É nesse contexto que a intimidade é transformada em commodity - não qualquer intimidade, mas uma sem riscos, isenta de discordâncias e disponível a qualquer momento, justamente a intimidade que pode ser oferecida pelas IAs. Razão pela qual a OpenAI canalizou os seus esforços para uma tecnologia que satisfaz as demandas de consumo de pessoas que vivem e/ou fazem atividades sozinhas.

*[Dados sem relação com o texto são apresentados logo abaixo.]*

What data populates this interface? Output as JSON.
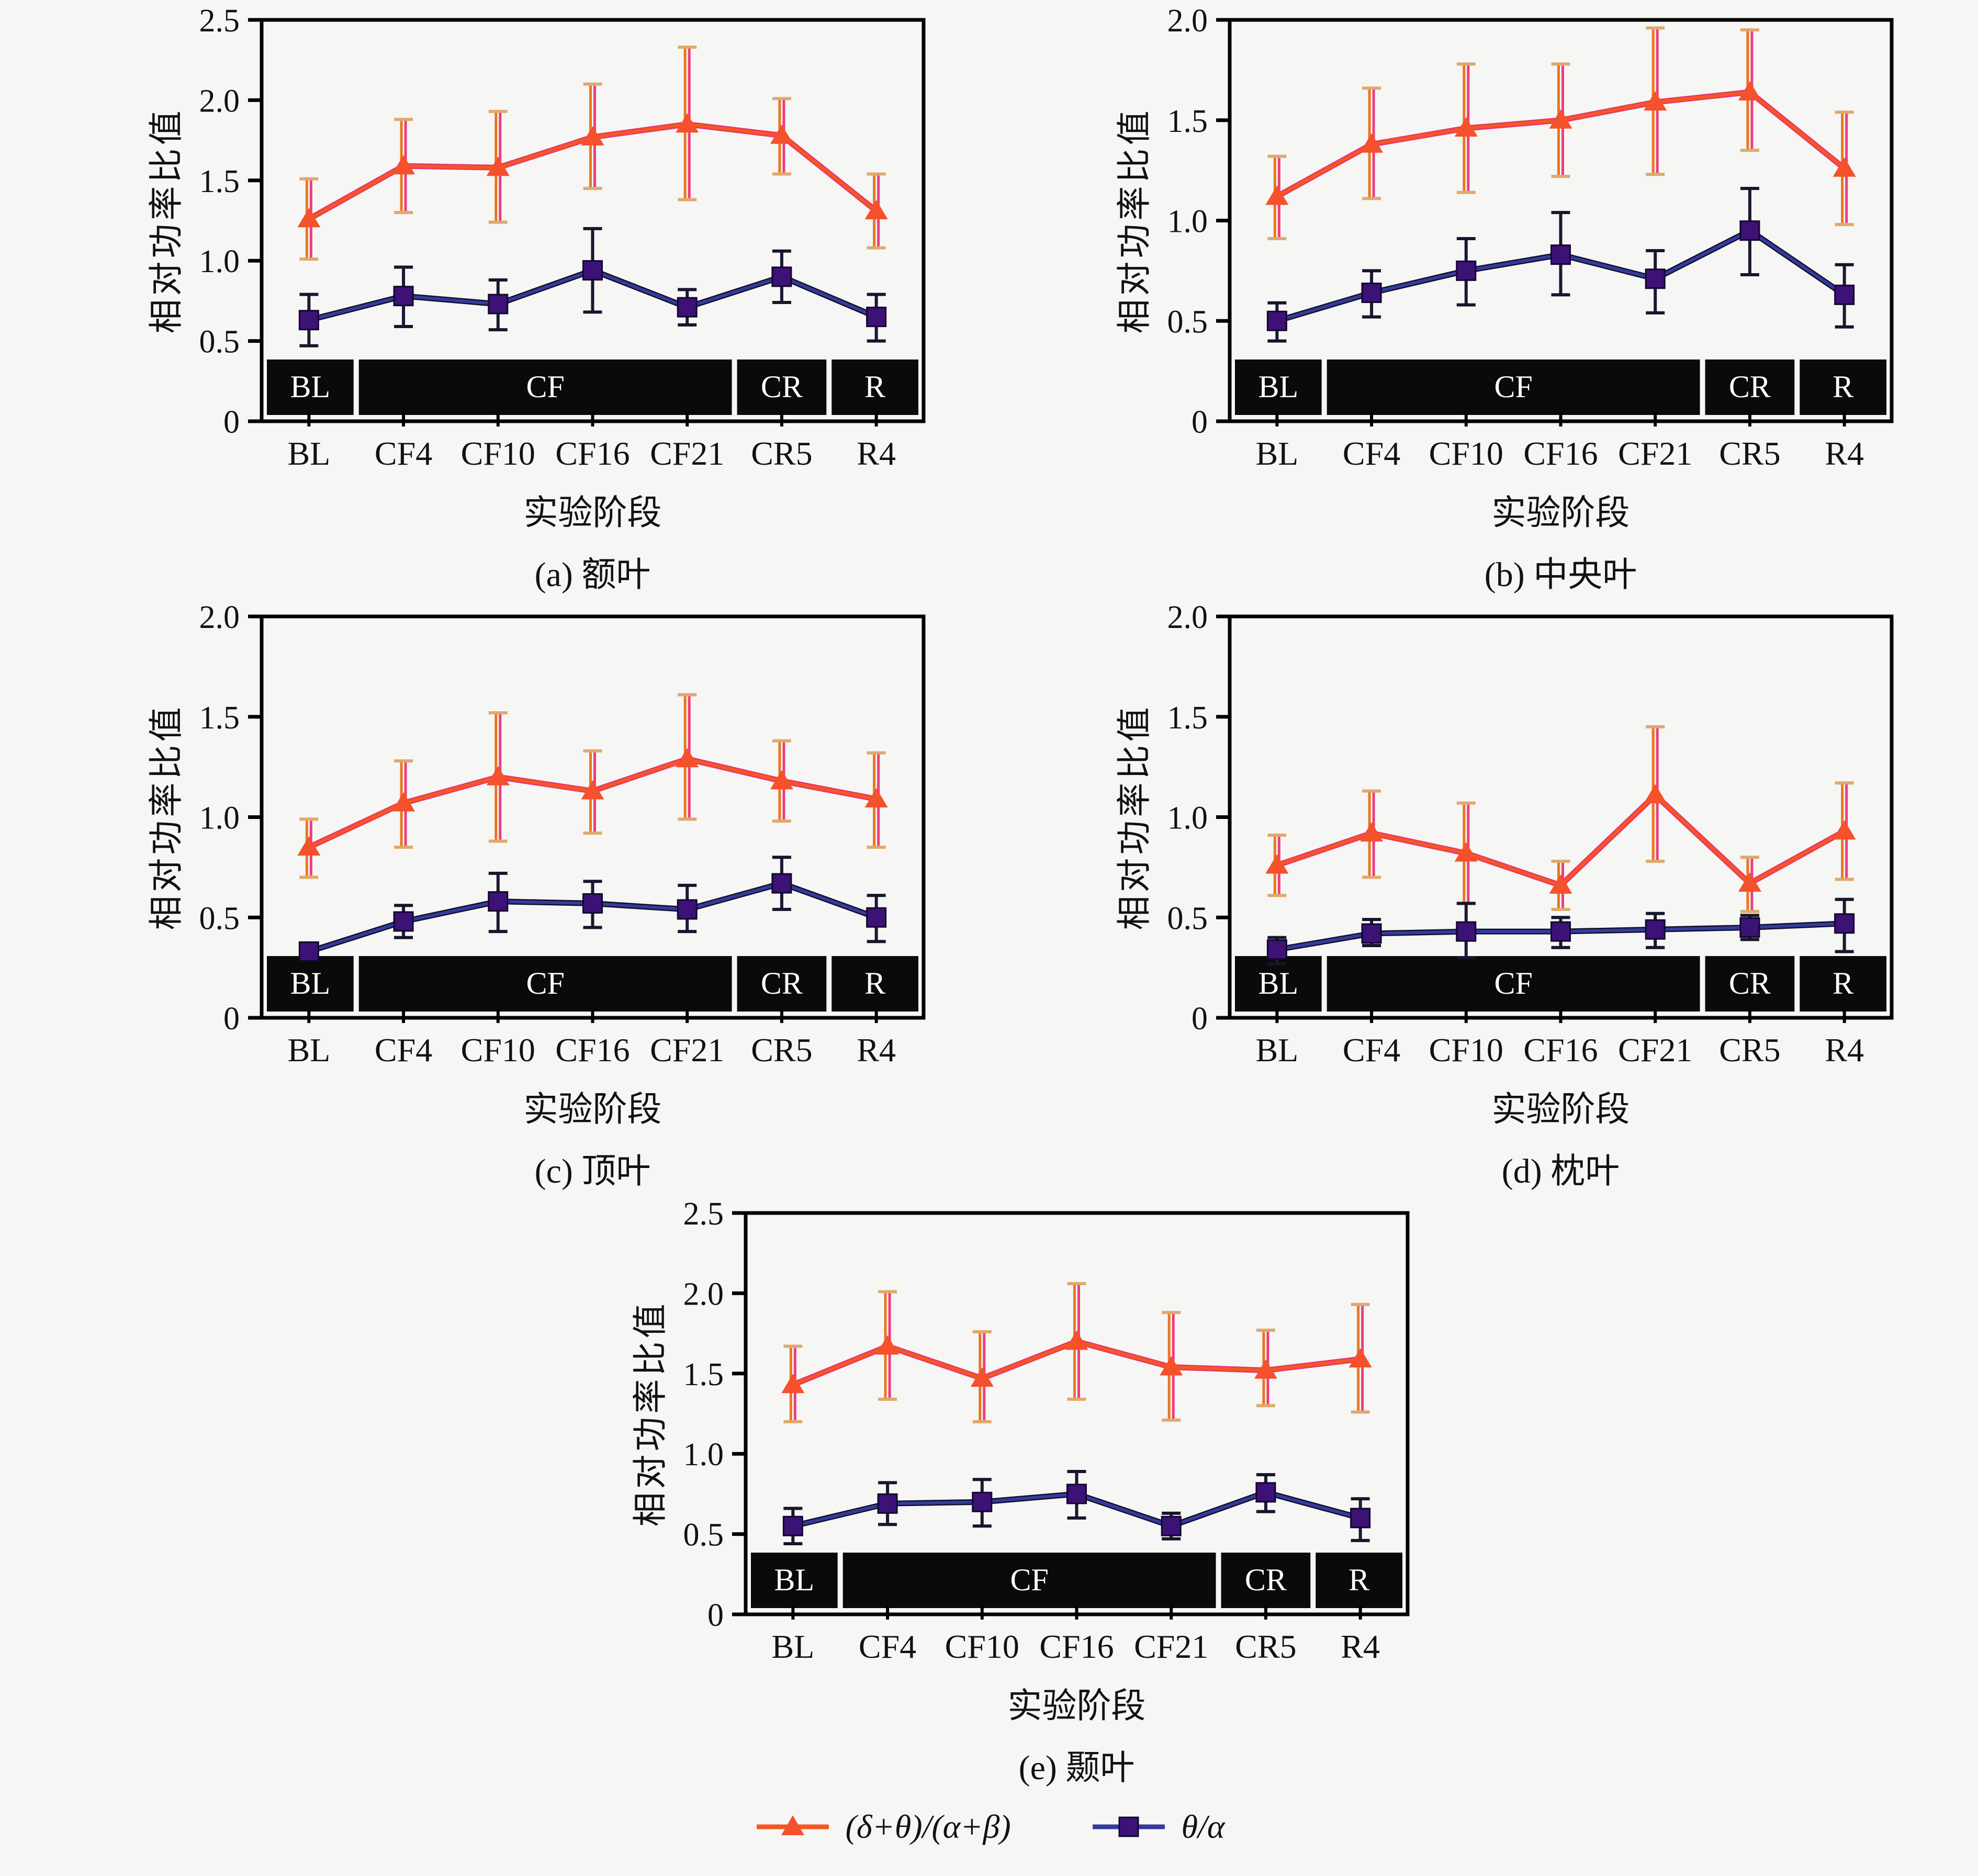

Em muitos desses casos, a solidão é uma defesa contra as incertezas que caracterizam as relações interpessoais – afinal, ao contrário de uma máquina adestrada para ser gentil, sempre disponível e cujas respostas são baseadas em algoritmos e dados pré-programados, não há nada nas relações entre humanos que seja seguido à risca.

Relacionar-se com outro alguém não é mesmo fácil, só que o preço de substituir as interações humanas é ainda mais alto. A intimidade de que o solitário sente falta não é meramente suprida pelo chat com a IA, pois depende de elementos não-linguísticos ou visuais que permeiam a comunicação entre humanos, como a empatia, a intuição e as carícias. Se dependemos de outro humano para falar de si e se fazer entender, a antropomorfização comunicativa das IAs pode nos afastar ainda mais dos outros e de nós mesmos.

Ao menos por ora, há coisas mais importantes do que a corrida descontrolada para desenvolver IAs mais realistas. A inversão da solidão crescente depende do desenvolvimento de uma ética mais compreensiva, desde que baseada na incerteza partilhada a respeito do outro e de si mesmo. É preciso perder o medo do frio na barriga para acessar a verdade que só descobrimos ao olhar alguém nos olhos.